How to protect against these abuses?
The obvious thing is to encourage your colleagues to be vigilant and to take care when granting consent. And to remind them never to sideload apps. But in our experience these steps are relatively ineffective. Desktops and laptops still have the aura of a work machine about them and are used with a degree of care. In contrast, phones are stitched into our daily lives and used in an entirely informal manner. Furthermore, consumer apps have trained, rewarded and encouraged us to mindlessly grant consent to whatever is requested.

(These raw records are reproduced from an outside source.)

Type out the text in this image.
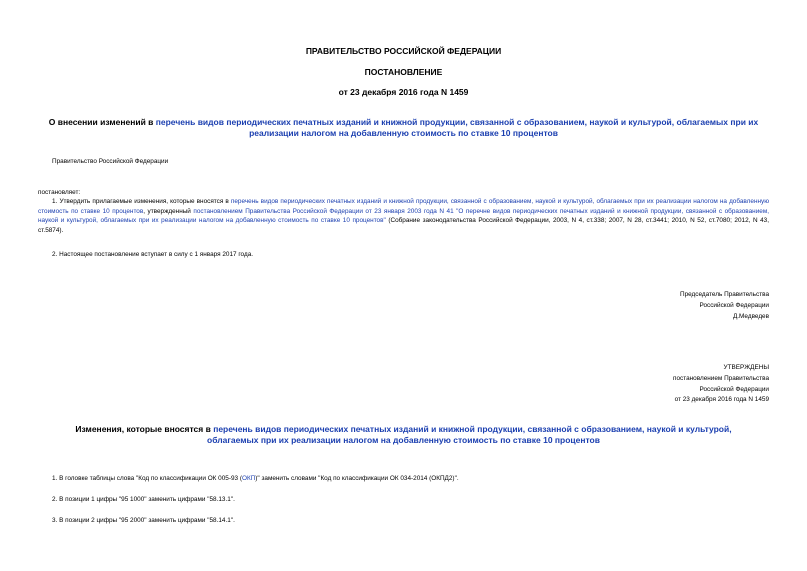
ПРАВИТЕЛЬСТВО РОССИЙСКОЙ ФЕДЕРАЦИИ
ПОСТАНОВЛЕНИЕ
от 23 декабря 2016 года N 1459
О внесении изменений в перечень видов периодических печатных изданий и книжной продукции, связанной с образованием, наукой и культурой, облагаемых при их реализации налогом на добавленную стоимость по ставке 10 процентов
Правительство Российской Федерации
постановляет:
1. Утвердить прилагаемые изменения, которые вносятся в перечень видов периодических печатных изданий и книжной продукции, связанной с образованием, наукой и культурой, облагаемых при их реализации налогом на добавленную стоимость по ставке 10 процентов, утвержденный постановлением Правительства Российской Федерации от 23 января 2003 года N 41 "О перечне видов периодических печатных изданий и книжной продукции, связанной с образованием, наукой и культурой, облагаемых при их реализации налогом на добавленную стоимость по ставке 10 процентов" (Собрание законодательства Российской Федерации, 2003, N 4, ст.338; 2007, N 28, ст.3441; 2010, N 52, ст.7080; 2012, N 43, ст.5874).
2. Настоящее постановление вступает в силу с 1 января 2017 года.
Председатель Правительства
Российской Федерации
Д.Медведев
УТВЕРЖДЕНЫ
постановлением Правительства
Российской Федерации
от 23 декабря 2016 года N 1459
Изменения, которые вносятся в перечень видов периодических печатных изданий и книжной продукции, связанной с образованием, наукой и культурой, облагаемых при их реализации налогом на добавленную стоимость по ставке 10 процентов
1. В головке таблицы слова "Код по классификации ОК 005-93 (ОКП)" заменить словами "Код по классификации ОК 034-2014 (ОКПД2)".
2. В позиции 1 цифры "95 1000" заменить цифрами "58.13.1".
3. В позиции 2 цифры "95 2000" заменить цифрами "58.14.1".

To address this reality Corrata recently released a new version of our mobile threat defense solution specifically designed to address this issue. Any device running an app which requests permissions that have limited legitimate uses and which are routinely abused in cyber attacks is flagged. IT security staff now have the capability to set rules which automatically prevent a device running such an app from accessing sensitive data until the app is removed or the permission revoked. This precaution will ensure that the risk of device compromise through abuse of user consent will be greatly reduced. So even when a colleague has inadvertently granted permission to an app, Corrata can now effectively withdraw that consent as a precaution.
The openness, innovation and capability of the Android ecosystem has undoubtedly brought wonderful experiences, new capabilities and better lives to literally billions of people. Notwithstanding that, its very flexibility can present challenges to those of us who work to keep our societies safe from cyber threats. At Corrata we continue to innovate to make mobile a robust and secure environment for business operations. By addressing the challenge of dangerous permissions and user consent we believe we’ve made a significant contribution to making mobile a better place.